Este mensaje lo recibí de un colega, pero al buscarlo en Internet aparece en un gran número de mensajes y publicaciones, pues resalta un tema que debería de ser prioritario para lograr una transformación-enriquecimiento positivo en nuestro país a través de una educación de calidad y pertinencia, que sea útil para la vida y el trabajo de nuestros jóvenes y adultos. El mensaje continúa diciéndonos lo que sucede cuando está fallando la educación: 

"Pacientes mueren en manos de tales doctores; edificios colapsan en manos de tales ingenieros; dinero es perdido en manos de tales economistas y contables; humanismo muere en manos de tales religiosos; la justicia muere en manos de tales jueces", pues en esencia: "el colapso de la educación es el colapso de la nación". 

¿Dónde perdimos el camino?, ésa fue la pregunta que nos hizo un conferencista uruguayo en el Encuentro Internacional de Educación Superior organizado por la UNAM en la Ciudad de México ya hace buen tiempo. 

La pregunta la hizo al comentar la necesidad de rediseñar y cambiar nuestro sistema educativo.

 El describió primero el sistema educativo que se usaba en la Edad Media. En ese tiempo el profesor atendía a grupos heterogéneos de personas en cuanto a sus saberes, habilidades y deseos de aprendizaje. Por lo que tenía que atender a cada alumno en forma individual, así en el lugar de aprendizaje los alumnos estaban estudiando temas distintos, tampoco había la necesidad de que los alumnos estuvieran reunidos al mismo tiempo, pues podían estudiar en el lugar que para los alumnos les parecía el mejor.

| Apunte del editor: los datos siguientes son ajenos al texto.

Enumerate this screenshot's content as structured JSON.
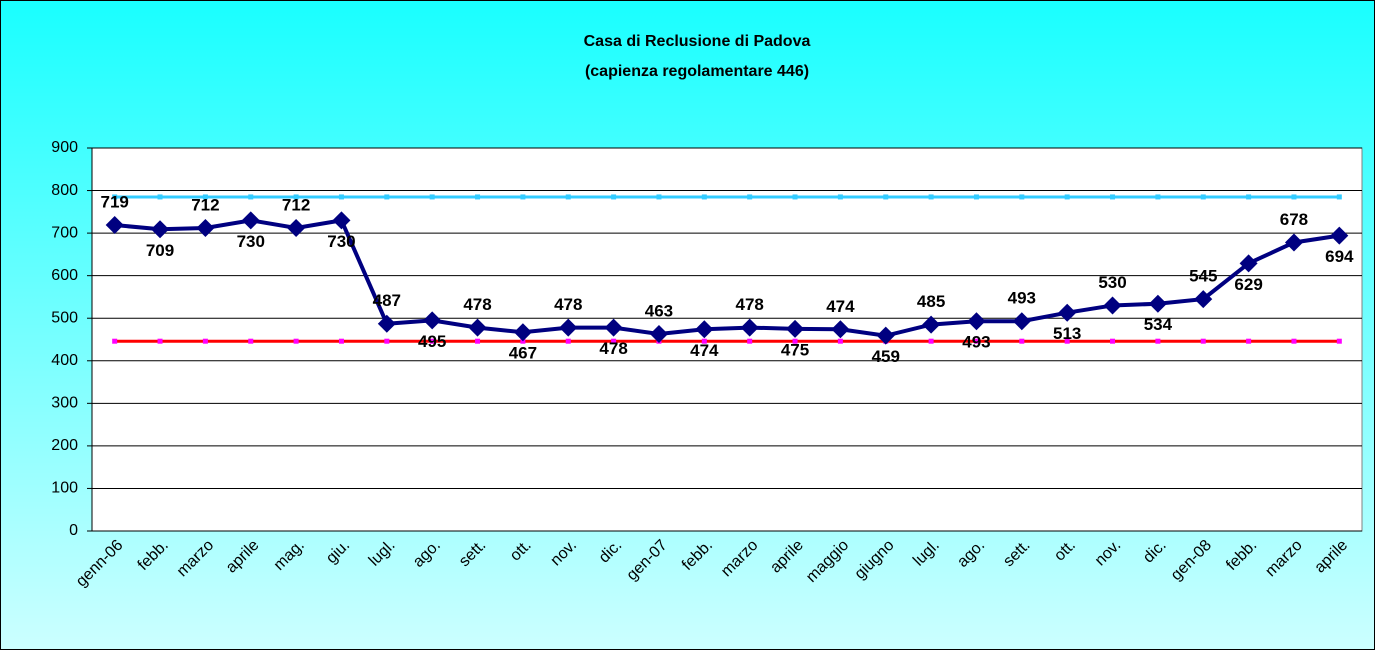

¿Dónde perdimos el camino?, su respuesta apuntó a dos eventos: la Revolución Industrial y la Revolución francesa. Pues ante la necesidad de una mano de obra educada con conocimientos similares e iguales para una manufactura estandarizada, rápidamente pensaron en aplicar los mismos conceptos usados en la manufactura estandarizada y en línea al sistema educativo escolarizado.

¿Este nuevo enfoque educativo qué generó? El diseño de un sistema educativo homogéneo, el mismo para los estudiantes del mismo año académico, presuponiendo que los alumnos tienen los mismos intereses y la misma velocidad de aprendizaje. Lo homogéneo se refleja en los contenidos educativos, en los métodos de enseñanza, en los programas de estudio, en el horario, todo ello homogéneo en todas las escuelas del país, tratando de educar a un grupo supuestamente homogéneo de alumnos. 

¿Por qué tenemos organizado así el sistema educativo? La respuesta fue inmediata por parte de los participantes en el encuentro: nuestras escuelas están diseñadas para el beneficio de los administradores de las mismas, para los profesores, para los editores de libros de texto, de los papás y de los responsables de los sistemas educativos. Desde luego, el hecho de que este sistema "no sirva" a un buen número de alumnos es un aspecto secundario.

¿Qué sistema educativo se nos recomendó?: 1.- Tener un plan de estudios adaptado a las necesidades de nuestros alumnos, para su vida y su trabajo. 2.- Con un ritmo de estudios adaptado a su capacidad de aprendizaje y al tiempo que tienen disponible para estudiar. 3.- Proveyendo una buena variedad de actividades que contribuya a su formación integral. 4.- Dándoles acceso a los materiales de estudio necesarios en forma presencial o virtual. 5.- Procurando tomar y revalidar los conocimientos adquiridos de otra manera distinta a la escolarizada. 6.- Procurando que su lugar de residencia y sus horas de trabajo no sean un obstáculo para su progreso en los estudios. Sin duda éste es un tema en el que deberíamos de reflexionar los educadores.